Thursday, 22 October 2009

Dave Brubeck Interview

An Interview with Dave Brubeck, published in All About Jazz, August 2007

By Adam Green

On the 12th July, veteran jazz pianist Dave Brubeck will perform by television broadcast from New York while the BBC Orchestra plays along in London. This unconventional performance celebrates the Lifetime Achievement Award bestowed on Brubeck by the BBC in June. ‘I did something similar with Count Basie and Ellington in the 60’s, with telephone wire,’ he explains to me in a gruff, raspy voice, also via telephone wire, from his home in Connecticut. ‘It was the first time anything like that had been done!’
Innovation is Brubeck’s stock and trade. As a young musician, his oddball approach baffled even jazz’s most forward-thinking artists. ‘Stan Kenton and Bennie Goodman came up to me after a gig and said ‘What’s going on here? Where did you learn to play these voicings?’ His complex, polyrhythmic style found sanctuary in ‘West Coast’ jazz, a scene characterised by a more thoughtful, composition-based sound as opposed to the hot, hard bop of New York. In the Fifties, ‘West Coast’ jazz rose in stature, with Brubeck emerging as its chief proponent and gracing the cover of Time Magazine in 1954 as ‘Man of the Year’.
Although he and his trio found considerable success, it was Time Out, recorded with his Quartet in 1959, which marked him out as one of jazz’s greatest innovators. Consisting wholly of original compositions, many in audacious time signatures like 5/4 and 9/8, Time Out was unlike any other jazz record of the era. ‘I hadn’t told Teo Macero or anybody at Columbia Records what I was up to. I just started recording. Some of the engineers were impressed, some didn’t know what was going on!’
The Quartet had clearly struck oil, but they had to battle with Columbia to get the album released. ‘It had a lot against it,’ Brubeck recalls. ‘At first the label weren’t sure. They had never released an album of originals. You had to mix it with standards.
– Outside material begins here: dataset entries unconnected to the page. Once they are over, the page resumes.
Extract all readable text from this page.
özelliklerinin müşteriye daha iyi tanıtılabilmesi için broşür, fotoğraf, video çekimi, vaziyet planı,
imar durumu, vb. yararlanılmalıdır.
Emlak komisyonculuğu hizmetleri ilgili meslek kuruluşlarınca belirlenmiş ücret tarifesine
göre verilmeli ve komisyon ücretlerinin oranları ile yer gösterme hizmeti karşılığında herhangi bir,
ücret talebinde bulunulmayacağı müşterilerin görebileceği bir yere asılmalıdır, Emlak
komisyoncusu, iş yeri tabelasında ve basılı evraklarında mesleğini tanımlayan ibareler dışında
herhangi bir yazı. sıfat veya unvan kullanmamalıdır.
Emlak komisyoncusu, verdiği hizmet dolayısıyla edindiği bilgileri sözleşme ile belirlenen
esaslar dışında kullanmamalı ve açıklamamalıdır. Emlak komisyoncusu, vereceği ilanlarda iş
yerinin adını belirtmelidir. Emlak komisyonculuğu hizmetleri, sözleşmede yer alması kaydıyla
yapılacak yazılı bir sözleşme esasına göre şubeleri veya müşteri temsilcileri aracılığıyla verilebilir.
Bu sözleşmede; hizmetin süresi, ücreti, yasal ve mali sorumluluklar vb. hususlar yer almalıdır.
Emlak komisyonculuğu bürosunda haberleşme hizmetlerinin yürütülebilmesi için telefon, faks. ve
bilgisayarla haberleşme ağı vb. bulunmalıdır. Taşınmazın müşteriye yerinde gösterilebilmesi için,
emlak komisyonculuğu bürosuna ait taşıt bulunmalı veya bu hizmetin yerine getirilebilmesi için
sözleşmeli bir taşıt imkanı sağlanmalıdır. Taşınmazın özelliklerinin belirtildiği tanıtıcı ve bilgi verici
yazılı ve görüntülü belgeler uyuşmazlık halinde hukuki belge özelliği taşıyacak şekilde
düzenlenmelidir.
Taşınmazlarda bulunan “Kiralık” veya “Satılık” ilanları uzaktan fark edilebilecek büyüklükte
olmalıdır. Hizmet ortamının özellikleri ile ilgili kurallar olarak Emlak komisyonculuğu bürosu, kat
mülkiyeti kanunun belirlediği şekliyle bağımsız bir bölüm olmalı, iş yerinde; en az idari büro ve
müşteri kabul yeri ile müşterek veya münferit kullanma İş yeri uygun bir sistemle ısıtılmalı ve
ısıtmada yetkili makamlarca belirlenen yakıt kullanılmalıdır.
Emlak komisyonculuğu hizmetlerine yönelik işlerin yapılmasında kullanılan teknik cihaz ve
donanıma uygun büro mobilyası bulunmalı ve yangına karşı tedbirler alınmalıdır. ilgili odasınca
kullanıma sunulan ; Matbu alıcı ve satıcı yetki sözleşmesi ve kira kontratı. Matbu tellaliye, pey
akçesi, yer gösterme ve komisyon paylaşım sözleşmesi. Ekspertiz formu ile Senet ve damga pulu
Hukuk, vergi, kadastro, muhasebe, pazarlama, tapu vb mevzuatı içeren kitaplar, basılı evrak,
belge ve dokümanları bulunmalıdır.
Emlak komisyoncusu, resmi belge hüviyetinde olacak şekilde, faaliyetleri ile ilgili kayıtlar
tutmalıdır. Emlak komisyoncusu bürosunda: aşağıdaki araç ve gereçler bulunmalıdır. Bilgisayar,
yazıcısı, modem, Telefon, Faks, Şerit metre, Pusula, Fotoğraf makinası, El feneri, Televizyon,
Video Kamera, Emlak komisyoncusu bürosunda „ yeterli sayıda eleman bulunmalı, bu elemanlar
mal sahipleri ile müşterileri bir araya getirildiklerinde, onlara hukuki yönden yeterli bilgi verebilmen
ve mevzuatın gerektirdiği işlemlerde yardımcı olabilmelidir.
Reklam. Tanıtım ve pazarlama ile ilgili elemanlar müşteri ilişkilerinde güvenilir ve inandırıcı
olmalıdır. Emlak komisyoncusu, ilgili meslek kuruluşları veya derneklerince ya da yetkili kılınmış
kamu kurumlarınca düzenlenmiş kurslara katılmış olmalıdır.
You had to be able to dance to it too, and you couldn’t dance to those tunes.’
One person who did get behind the album was Goddard Lieberson, then president of Columbia Records. ‘When he heard Blue Ronda and Take 5 he said; “Dave this is fantastic! I want everyone to hear it”. He fought to convince the marketing guys, and then the disc-jockeys started playing it, and the label woke up.’ ‘Woke up’ is probably an understatement. They must have jumped out of their shoes. Time Out sold over a million units, the first instrumental jazz record to do so, and the single Take 5 soon became the most famous jazz tune of all time. ‘I still hear it everywhere!’ Brubeck laughs. ‘In movies, in Africa, everywhere…’
Over the next decade The Dave Brubeck Quartet toured the world, from University colleges to dance halls. They won Downbeat’s reader’s poll five times; topped Billboard’s in ’65 and ’66; and won Playboy’s for eleven consecutive years, from ’57 to ‘68. How did it feel being the most famous man in jazz? ‘I really didn’t think about it in those terms. I was just doing what I wanted to do, which was what I’d been doing for years. I wasn’t trying to play what was popular. I was just interested in developing rhythmically and harmonically’.
While acknowledging his achievements as a musician and composer, the BBC award also recognized that Brubeck’s impact has spread beyond his own music. He was vocal in the fight for social equality in the 50’s and 60’s, refusing to play for segregated audiences or to drop black bassist Eugene Wright despite pressure from television companies to do so. And in recent years he has been actively involved in The Brubeck Institute, which trains, supports and prepares young musicians for their professional futures. It’s a delicious irony, considering the young Brubeck was only allowed to stay at music college on the condition that he never teach piano, so bad was his sight-reading.
In person and on paper, Brubeck is an intriguing bundle of contradictions: serious, yet in conversation funny and often surreal; classically trained but a musical maverick; and a quirky loner who won jazz’s biggest audience. He is also a deeply religious man, converting to Catholicism in 1980 in an attempt to heal lasting emotional wounds sustained when liberating the concentration camps in World War II. After 87 eventful years, as a musician and a human being, does the great innovator think the world has moved forward? ‘Things are better than they were,’ he admits, ‘but it isn’t over yet.’